Max Barros
O recital inicia-se com “Dança Negra”, “Dança Brasileira” e
“Dança Selvagem”, espécie de arcada supraciliar numa fisionomia folclorista que
encabeçava o corpo nacionalista arquetipicamente desenhado por Mário de Andrade
em plena ‘Era Vargas’. Mas em meia dúzia de minutos já a ação se instala no
âmago de uma produção mais exogâmica, pese embora a aparente escravidão
conceptual: foi, de facto, através dos 50 “Ponteios”, escritos entre 1931 e
1959, que Mozart Camargo Guarnieri (1907-1993), compositor paulista que passou
grande parte da vida e da posteridade a responder por uma bacoca “Carta aberta
aos músicos e críticos do Brasil”, irrefletidamente redigida em 1950, circum-navegou
os arriscados redemoinhos da teoria musical de meados do século XX. Max Barros,
concertista com provas dadas na matéria, e cujo virtuosismo é inteligentemente
subordinado à invenção de cada peça, revela-se um notável descodificador de uma
cinética mais ontológica do que irónica – com indicações de tempo como ‘desconsolado’,
‘com profunda saudade’, ‘angustioso’ ou ‘dengoso, mas sem pressa’ – e articula
exemplarmente frases de estrutura irregular, num discurso polifónico marcado
por elipses e elisões que ocultam um caráter monotemático.
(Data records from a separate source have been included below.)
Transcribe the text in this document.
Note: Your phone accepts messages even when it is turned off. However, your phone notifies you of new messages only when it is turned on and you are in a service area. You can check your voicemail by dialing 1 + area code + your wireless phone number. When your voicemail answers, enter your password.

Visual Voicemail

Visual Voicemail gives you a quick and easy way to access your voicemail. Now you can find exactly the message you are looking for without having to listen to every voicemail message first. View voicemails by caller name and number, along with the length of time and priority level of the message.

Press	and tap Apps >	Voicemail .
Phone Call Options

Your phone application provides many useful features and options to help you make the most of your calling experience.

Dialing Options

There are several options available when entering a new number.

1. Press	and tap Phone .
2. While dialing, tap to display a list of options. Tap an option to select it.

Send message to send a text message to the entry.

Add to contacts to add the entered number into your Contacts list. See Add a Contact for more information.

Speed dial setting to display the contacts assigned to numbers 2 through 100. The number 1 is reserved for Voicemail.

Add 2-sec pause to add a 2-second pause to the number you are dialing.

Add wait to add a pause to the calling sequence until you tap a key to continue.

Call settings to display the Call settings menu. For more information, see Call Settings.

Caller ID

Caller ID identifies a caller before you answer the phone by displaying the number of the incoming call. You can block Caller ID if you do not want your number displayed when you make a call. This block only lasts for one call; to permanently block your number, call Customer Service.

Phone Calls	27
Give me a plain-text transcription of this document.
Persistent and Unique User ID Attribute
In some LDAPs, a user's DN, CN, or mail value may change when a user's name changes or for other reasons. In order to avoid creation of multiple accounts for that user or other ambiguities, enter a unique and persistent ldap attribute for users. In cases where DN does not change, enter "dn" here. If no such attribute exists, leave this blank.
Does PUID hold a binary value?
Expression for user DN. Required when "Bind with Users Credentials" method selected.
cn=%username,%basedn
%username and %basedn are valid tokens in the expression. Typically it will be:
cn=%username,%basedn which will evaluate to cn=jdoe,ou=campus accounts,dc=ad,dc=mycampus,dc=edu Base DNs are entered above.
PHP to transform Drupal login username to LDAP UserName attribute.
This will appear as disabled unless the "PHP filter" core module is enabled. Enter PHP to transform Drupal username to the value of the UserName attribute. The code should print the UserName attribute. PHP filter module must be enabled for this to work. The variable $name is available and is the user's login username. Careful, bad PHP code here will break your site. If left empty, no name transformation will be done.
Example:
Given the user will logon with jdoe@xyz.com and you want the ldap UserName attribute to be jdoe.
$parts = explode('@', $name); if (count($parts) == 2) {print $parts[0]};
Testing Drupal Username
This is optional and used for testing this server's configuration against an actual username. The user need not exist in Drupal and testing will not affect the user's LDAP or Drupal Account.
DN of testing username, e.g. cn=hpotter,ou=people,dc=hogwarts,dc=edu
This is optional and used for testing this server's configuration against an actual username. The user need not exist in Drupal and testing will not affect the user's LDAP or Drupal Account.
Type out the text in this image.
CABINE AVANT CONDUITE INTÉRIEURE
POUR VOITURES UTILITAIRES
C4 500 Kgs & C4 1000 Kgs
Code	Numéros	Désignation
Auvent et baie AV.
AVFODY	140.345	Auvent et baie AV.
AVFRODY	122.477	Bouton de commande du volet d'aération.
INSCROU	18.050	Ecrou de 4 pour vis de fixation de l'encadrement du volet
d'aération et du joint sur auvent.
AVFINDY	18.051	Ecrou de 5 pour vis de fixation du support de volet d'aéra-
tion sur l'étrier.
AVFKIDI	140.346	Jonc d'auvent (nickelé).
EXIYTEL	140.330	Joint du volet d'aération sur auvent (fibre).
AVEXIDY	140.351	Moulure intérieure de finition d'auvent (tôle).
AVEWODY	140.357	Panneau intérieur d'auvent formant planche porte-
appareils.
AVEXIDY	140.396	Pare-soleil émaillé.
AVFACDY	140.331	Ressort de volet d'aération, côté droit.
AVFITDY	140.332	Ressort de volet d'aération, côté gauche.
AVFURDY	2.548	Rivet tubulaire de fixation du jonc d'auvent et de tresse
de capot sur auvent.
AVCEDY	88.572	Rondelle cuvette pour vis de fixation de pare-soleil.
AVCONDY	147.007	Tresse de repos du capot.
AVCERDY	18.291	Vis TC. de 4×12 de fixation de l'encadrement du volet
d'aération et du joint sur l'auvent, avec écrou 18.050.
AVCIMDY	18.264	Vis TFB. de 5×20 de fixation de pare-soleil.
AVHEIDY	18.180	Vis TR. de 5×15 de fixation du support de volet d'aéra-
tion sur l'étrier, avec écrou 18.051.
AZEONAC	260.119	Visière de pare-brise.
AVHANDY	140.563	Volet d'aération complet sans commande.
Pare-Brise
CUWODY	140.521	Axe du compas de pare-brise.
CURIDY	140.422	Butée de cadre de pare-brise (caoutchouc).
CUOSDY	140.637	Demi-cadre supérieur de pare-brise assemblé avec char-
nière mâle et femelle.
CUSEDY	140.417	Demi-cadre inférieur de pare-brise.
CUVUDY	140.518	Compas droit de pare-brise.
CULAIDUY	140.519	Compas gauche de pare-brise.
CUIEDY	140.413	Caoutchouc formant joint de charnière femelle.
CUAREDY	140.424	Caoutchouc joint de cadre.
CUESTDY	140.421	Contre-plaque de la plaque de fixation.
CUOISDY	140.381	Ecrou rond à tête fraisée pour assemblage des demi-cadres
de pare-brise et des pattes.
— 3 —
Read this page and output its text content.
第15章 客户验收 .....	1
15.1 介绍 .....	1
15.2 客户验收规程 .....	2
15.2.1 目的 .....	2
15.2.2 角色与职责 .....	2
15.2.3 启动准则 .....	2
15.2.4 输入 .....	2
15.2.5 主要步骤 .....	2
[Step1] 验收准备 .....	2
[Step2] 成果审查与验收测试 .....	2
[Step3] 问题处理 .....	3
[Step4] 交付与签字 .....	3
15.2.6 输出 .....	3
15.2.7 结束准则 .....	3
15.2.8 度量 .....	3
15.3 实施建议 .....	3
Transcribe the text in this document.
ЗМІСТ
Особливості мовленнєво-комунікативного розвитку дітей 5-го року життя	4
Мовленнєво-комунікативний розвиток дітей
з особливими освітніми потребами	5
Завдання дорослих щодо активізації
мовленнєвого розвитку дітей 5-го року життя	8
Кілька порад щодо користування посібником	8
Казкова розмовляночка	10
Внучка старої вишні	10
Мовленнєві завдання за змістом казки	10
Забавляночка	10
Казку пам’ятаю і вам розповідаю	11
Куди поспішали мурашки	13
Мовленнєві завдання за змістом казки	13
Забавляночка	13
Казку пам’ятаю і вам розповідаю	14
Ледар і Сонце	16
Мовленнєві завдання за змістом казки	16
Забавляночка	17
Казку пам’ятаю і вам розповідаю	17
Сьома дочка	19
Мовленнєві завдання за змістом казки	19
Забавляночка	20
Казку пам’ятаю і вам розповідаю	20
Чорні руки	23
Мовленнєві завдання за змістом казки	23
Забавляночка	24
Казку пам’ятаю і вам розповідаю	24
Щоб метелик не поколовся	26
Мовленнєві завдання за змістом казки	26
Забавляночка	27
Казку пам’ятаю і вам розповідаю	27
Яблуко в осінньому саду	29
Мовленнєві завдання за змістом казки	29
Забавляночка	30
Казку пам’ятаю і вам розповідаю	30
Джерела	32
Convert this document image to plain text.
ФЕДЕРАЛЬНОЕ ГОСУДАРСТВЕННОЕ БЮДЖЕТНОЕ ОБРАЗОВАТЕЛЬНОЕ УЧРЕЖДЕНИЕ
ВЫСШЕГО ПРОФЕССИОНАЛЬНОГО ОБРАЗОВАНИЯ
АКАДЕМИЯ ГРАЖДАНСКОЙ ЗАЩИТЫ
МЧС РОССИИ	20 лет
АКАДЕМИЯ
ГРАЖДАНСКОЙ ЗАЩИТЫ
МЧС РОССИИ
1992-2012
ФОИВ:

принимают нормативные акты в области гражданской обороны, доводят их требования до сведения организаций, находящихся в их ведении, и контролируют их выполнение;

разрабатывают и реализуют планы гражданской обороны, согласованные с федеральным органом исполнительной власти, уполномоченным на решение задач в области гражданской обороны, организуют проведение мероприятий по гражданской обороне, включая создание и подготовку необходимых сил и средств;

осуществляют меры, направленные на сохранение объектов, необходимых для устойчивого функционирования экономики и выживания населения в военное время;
Absorvendo a
qualidade intimista da modinha e da toada, o ciclo deriva do ‘pontear’, a
preambular verificação da afinação feita por um violonista antes de tocar, e,
nessa perspetiva, é um regionalista e aforístico concentrado de contrastes,
algures entre os “Prelúdios” de Chopin e os de Shostakovitch, com deslumbrantes
linhas melódicas sobre ostinati,
fluxos e refluxos de acordes espelhados, súbitas alterações de dinâmica, atmosférico
cromatismo e dramática ambivalência tonal. A par das “Cirandas” de Villa-Lobos
e dos “Tangos” de Ernesto Nazareth, porventura o ápice do repertório solístico
brasileiro para piano.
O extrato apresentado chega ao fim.